На лице Калюжного мелькнула ироничная ухмылка — то еще для мичмана повышение.
— Служу Советскому Союзу, — козырнул он.
Кравченко протянул руку. Калюжный пожал.
Сашка тем временем ткнул Кольку в бок:
— Слыхал? Все как командир говорил — скоро он лейтенантом станет, Петро — сержантом, а значит нам надо сделать так, чтобы я стал ефрейтором.
— А че это ты ефрейтором? — возмутился Колька. — Нет уж, я лучше сам на ефрейтора навоюю.
— Да какой тебе ефр… — возмутился в свою очередь Сашка, но я перебил.
— Тс!
— Красноармеец Вакуленко, выйти из строя!
Боец вышел из рядов первого взвода и получил благодарность перед строем и представление к медали. За ним ротный наградил благодарностью еще восемь человек, повысил ефрейтора из второго взвода до сержанта, отдельно поблагодарил политрука Мальцева и распустил строй.
— А почему тебе ниче не дали, командир? — подколол Владимир. — Я думал тебе всегда положено.
— Сидорин! — раздался сзади голос старлея.
Ухмыльнувшись, я подмигнул усатому и пошел на зов:
— Здравия желаю, товарищ лейтенант.
— Тебя Рудько в штаб дивизии вызывает. Телега — в десять.
Желудок сжался, сердце пропустило удар, по спине побежали мурашки. Особист — это плохо в любом случае, потому что если на тебя кто-то завел папочку, папочка уже никуда не денется.
— Так точно, — уныло козырнул я. — Спасибо, товарищ лейтенант.
— Да ладно тебе, — вполне человечно улыбнулся он. — Я про тебя писал кое-что туда, — он указал на небо.
Комбату писал то есть.
— Преступлений и нарушений за тобой нет, прямо из детдома в армию, негде просто. Ну контузило, ну забыл, ну и что? Вон какое отделение у тебя героическое, на самое острие ставить можно и быть спокойным — любую задачу выполните.

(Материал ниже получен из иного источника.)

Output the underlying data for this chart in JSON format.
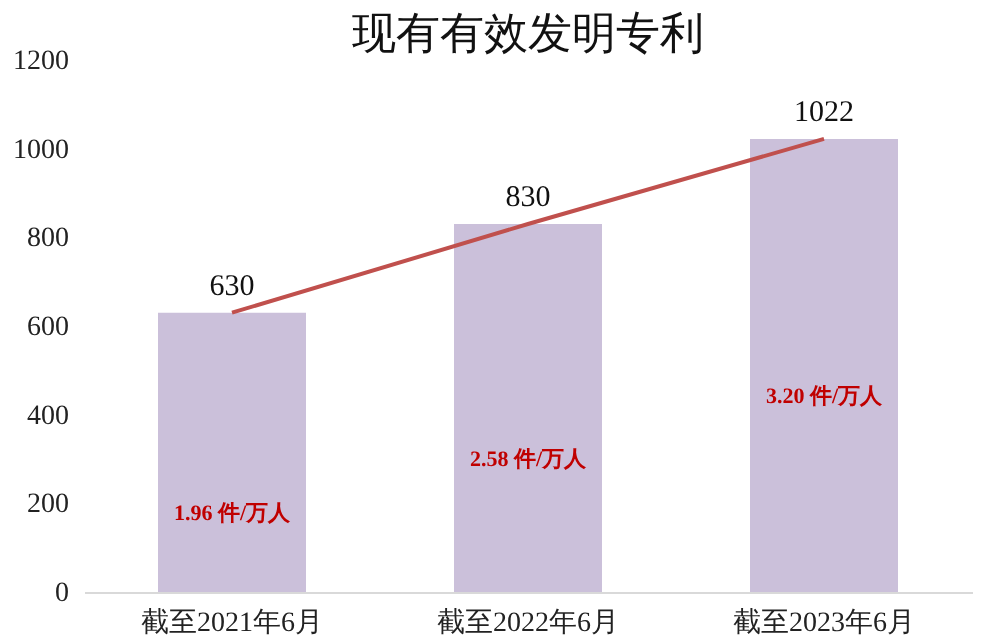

В самом деле, чего я переживаю? Меня че, в яму посадят и пытать будут? Зачем? Уверен — просто в папочку нужна еще одна страница для отчетности.

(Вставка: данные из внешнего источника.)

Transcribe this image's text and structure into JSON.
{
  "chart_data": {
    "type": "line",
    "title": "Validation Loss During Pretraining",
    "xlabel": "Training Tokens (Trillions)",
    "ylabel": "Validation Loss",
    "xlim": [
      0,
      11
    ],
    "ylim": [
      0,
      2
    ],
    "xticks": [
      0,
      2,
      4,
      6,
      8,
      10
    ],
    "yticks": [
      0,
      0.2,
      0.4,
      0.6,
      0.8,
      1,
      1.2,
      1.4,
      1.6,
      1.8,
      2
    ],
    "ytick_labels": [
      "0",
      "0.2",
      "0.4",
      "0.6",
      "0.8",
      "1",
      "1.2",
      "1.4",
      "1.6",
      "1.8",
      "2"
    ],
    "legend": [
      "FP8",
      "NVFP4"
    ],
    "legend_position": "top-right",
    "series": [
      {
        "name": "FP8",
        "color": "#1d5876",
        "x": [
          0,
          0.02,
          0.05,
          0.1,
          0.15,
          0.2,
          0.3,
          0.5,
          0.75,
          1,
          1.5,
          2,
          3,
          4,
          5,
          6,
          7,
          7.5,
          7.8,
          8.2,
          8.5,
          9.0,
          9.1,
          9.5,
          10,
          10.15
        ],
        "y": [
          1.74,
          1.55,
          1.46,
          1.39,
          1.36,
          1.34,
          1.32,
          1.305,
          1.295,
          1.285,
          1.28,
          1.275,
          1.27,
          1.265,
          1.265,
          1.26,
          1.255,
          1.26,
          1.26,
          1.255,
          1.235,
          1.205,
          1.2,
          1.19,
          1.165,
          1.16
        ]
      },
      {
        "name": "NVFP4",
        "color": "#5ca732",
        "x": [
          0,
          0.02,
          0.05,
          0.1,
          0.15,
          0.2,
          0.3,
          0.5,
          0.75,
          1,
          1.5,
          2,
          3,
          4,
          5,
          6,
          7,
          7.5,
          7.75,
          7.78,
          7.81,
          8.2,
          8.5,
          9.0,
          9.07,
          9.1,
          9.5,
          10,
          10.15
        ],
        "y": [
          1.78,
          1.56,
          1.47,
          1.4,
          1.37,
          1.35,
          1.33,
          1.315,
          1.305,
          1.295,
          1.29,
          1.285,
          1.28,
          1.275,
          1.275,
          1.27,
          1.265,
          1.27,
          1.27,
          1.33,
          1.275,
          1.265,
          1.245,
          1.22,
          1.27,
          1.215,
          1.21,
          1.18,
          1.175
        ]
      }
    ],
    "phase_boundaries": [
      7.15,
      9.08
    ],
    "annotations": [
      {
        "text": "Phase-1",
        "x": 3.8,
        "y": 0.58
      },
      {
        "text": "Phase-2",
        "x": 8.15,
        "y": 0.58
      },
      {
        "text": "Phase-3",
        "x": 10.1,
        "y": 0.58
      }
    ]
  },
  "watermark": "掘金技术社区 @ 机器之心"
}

— Спасибо, товарищ лейтенант, — улыбнулся я в ответ.
— Свободен, — махнув рукой, он направился к штабной землянке.
Ну а я — к бойцам, сходу подколов Калюжного:
— Поздравляю с повышением, товарищ мичман.
Мужики заржали.
— Та шо с вас, пехтуры взять, — гордо отмахнулся он, и мы со смехом пошли домой, в землянку.
Повозка была почти пуста. Возница — незнакомый мужичок лет пятидесяти, с бородой, в гражданском полупальто. Как-то словно само собой получилась так, что Калюжный поехал со мной — сел на доски, прислонившись спиной к мешку.
— Поехали? — спросил возница.
— Поехали.
Я залез, сел рядом с Калюжным. Возница цокнул лошади. Поехали.
Километров двенадцать до дивизионного штаба. Ехали по дороге, через рощу акаций, потом через поле. Утро холодное, не ветер — просто холодно. Я застегнул шинель.
— Васько, — сказал Калюжный.
— М?
— Ты не дергайся.
— А я не дергаюсь.
— Дергаешься. Я вижу.
— Да? — удивился я.
Я подумал. Действительно — пальцы на коленях постукивают. Ну-ка цыц — старлей и Петро дело говорят, дергаться не надо.
— Просто неприятно как-то, — смог выразить я.
— Та оно понятно. Кому ж приятно к особисту ехать? Особенно когда не за чем-то конкретным, а так — просто посмотреть.
— Откуда знаешь, что просто посмотреть?
— А если б за конкретным — тебя бы под конвоем, а не на телеге с дедом.
— Ну-ну! Ишь, деда нашел! — обиделся возница. — Ты ж мне в сыновья не годишься даж — староват.
— Та я ж по-доброму, — ответил Калюжный.
— Так и я не со злом, — хмыкнул «не дед».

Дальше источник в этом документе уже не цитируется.